Furthermore, while it allowed a maximum of 48 hours for the maintenance to take place, it said at the time the work was likely to be done and dusted before then.
“We have informed clients to be prepared for the system to be down for up to 48 hours, although we do not anticipate the work taking that long,” the statement continued.
Even so, this didn't stop the company coming under fire from end users on social networking sites and from market watchers for even daring to suggest its service could be offline for such a lengthy period of time.
In the end, the system upgrade was reportedly completed by around 5pm ET on Sunday.
Feeding back
Speaking to Cloud Pro ahead of last week's downtime, Clive Longbottom, service director at IT analyst house Quocirca, said even though the work was taking place at the weekend, it could still harm business productivity.
“Forty-eight hours is the sort of time that would be seen as being necessary for a complete forklift upgrade and it makes no odds whether it is at the weekend or staggered over nights, as these are now meaningless on the global stage,” he said.
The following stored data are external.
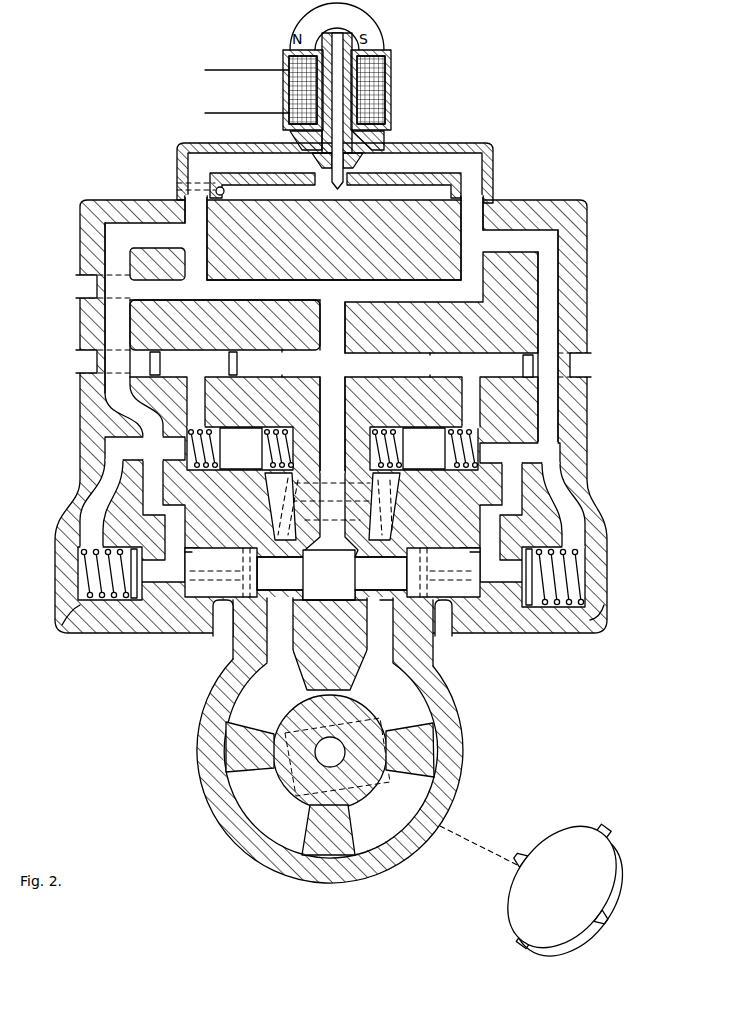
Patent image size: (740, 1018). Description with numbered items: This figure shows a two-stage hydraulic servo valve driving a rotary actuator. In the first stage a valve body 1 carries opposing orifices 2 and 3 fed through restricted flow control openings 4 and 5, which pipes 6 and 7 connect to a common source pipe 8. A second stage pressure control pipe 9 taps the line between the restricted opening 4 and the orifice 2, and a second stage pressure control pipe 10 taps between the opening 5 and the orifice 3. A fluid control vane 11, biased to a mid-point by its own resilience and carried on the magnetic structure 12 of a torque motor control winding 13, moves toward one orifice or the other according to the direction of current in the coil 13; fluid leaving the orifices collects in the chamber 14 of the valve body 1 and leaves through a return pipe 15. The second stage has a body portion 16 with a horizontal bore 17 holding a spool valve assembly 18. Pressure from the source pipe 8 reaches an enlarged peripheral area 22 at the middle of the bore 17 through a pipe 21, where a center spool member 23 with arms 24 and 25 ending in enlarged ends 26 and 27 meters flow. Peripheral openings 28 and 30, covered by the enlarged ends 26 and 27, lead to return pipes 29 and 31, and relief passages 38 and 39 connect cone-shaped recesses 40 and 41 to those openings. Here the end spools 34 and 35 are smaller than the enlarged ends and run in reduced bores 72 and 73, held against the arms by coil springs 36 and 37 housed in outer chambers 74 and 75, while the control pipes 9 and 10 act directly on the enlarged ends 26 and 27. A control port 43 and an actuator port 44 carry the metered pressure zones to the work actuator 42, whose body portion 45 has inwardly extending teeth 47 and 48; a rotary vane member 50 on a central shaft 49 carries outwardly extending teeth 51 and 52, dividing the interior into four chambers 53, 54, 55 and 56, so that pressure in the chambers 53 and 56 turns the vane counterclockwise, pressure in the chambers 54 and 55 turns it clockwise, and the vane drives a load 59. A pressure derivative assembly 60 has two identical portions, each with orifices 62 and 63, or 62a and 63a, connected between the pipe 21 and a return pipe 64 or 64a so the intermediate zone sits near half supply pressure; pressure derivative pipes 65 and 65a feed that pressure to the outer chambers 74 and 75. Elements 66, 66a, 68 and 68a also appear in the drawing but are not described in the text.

The valve body 1 is at (488, 138).
The orifice 2 is at (312, 160).
The orifice 3 is at (345, 160).
The restricted flow control opening 4 is at (192, 248).
The restricted flow control opening 5 is at (470, 258).
The pipe 6 is at (190, 280).
The pipe 7 is at (408, 301).
The common source pipe 8 is at (76, 288).
The second stage pressure control pipe 9 is at (112, 310).
The second stage pressure control pipe 10 is at (550, 314).
The fluid control vane 11 is at (345, 116).
The magnetic structure 12 is at (385, 104).
The torque motor control winding 13 is at (385, 74).
The chamber 14 is at (446, 184).
The return pipe 15 is at (226, 191).
The body portion 16 is at (619, 498).
The horizontal bore 17 is at (316, 550).
The spool valve assembly 18 is at (390, 607).
The pipe 21 is at (332, 305).
The enlarged peripheral area 22 is at (330, 600).
The center spool member 23 is at (338, 565).
The arm 24 is at (302, 579).
The arm 25 is at (380, 579).
The enlarged end 26 is at (232, 565).
The enlarged end 27 is at (447, 565).
The peripheral opening 28 is at (224, 548).
The exhaust return pipe 29 is at (222, 638).
The peripheral opening 30 is at (442, 548).
The flow return pipe 31 is at (440, 645).
The end spool 34 is at (194, 557).
The end spool 35 is at (478, 564).
The coil spring 36 is at (80, 577).
The coil spring 37 is at (587, 585).
The relief passage 38 is at (268, 573).
The relief passage 39 is at (404, 586).
The cone-shaped recess 40 is at (215, 582).
The cone-shaped recess 41 is at (476, 580).
The work actuator 42 is at (179, 758).
The control port 43 is at (271, 660).
The actuator port 44 is at (384, 655).
The body portion 45 is at (212, 840).
The tooth 47 is at (306, 822).
The tooth 48 is at (352, 688).
The central shaft 49 is at (470, 838).
The rotary vane member 50 is at (380, 720).
The tooth 51 is at (238, 722).
The tooth 52 is at (392, 772).
The chamber 53 is at (291, 689).
The chamber 54 is at (404, 703).
The chamber 55 is at (265, 800).
The chamber 56 is at (388, 820).
The load 59 is at (618, 888).
The pressure derivative assembly 60 is at (341, 408).
The orifice 62 is at (284, 358).
The orifice 62a is at (425, 362).
The orifice 63 is at (162, 362).
The orifice 63a is at (520, 362).
The return pipe 64 is at (76, 353).
The return pipe 64a is at (588, 365).
The pressure derivative pipe 65 is at (246, 364).
The pressure derivative pipe 65a is at (553, 462).
The lever 66 is at (372, 514).
The lever 66a is at (266, 545).
The spring 68 is at (251, 449).
The spring 68a is at (436, 449).
The bore 72 is at (162, 521).
The bore 73 is at (512, 583).
The outer chamber 74 is at (62, 610).
The outer chamber 75 is at (604, 617).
The projected length of the upgrade was also completely unnecessary, Longbottom continued, and suggests shortcomings in the way the Verizon Cloud is built.
The platform was launched in October 2013 and offers users access to public cloud-based compute and storage services, and draws on the communication provider’s myriad of datacentres dotted around the world and its networking capabilities to deliver them.
“It shows an insane lack of understanding from Verizon on how a cloud should operate,” Longbottom said.
“If a cloud is architected correctly then it can be taken down piecemeal for maintenance, still providing adequate access to the functional parts of [it].
“Verizon should have architected its cloud correctly: it should be able to take components out of the cloud and replace them on a bit-by-bit level without impacting the cloud itself,” he added.
However, James Staten, vice president and principal analyst covering infrastructure and operations professionals at fellow market watcher Forrester, told Cloud Pro the outcry prompted by the downtime was out of proportion.
“It only affects [its] newest Verizon Cloud service, so it does not affect any of its other cloud or managed hosting services. And, given how new this service is, there really aren’t all that many customers or workloads on [it] yet.
“We estimate that less than 10 per cent of [Verizon’s] cloud/hosting customers have deployed anything to the new Verizon Cloud yet,” he added.
Additionally, the downtime is only scheduled to affect one out of the three compute resources (which include Reserved, Elastic, and Research) currently available on Verizon Cloud.
“Only Reserved is affected by this outage. Granted it is the primary resource type but most customers have not committed to these resources yet,” said Staten.
“As you would expect, companies tend to test things out on Research before deploying to Reserved, just as you would by building the app in test and development, then moving it later to production.”
He also echoed Verizon's claim that last weekend's outage will be the last round of maintenance for Verizon Cloud that would take that long.
“There are some elements of the architecture that were not optimised at first release. One such issue is not having the ability to apply firmware changes non-disruptively,” said Staten.
“This outage will add this capability and, as such, the hope is that this will be the last long full-service outage customers experience.”
Long-term effect
In light of the fact one of the main selling points of cloud is its “always-on” status, Longbottom fears that – even if this is the last time Verizon embarks on such a long period of maintenance – end users could be put off using public cloud by episodes like this.
“This will give public cloud a bad name – and will need strong messaging from the competitors out there to be able to ensure that people understand that this isn’t how cloud needs to be,” he explained.
“It’s bad enough with unplanned outages in the likes of AWS and [Microsoft] Azure – but I just cannot understand how Verizon is messing this up to such a major extent.”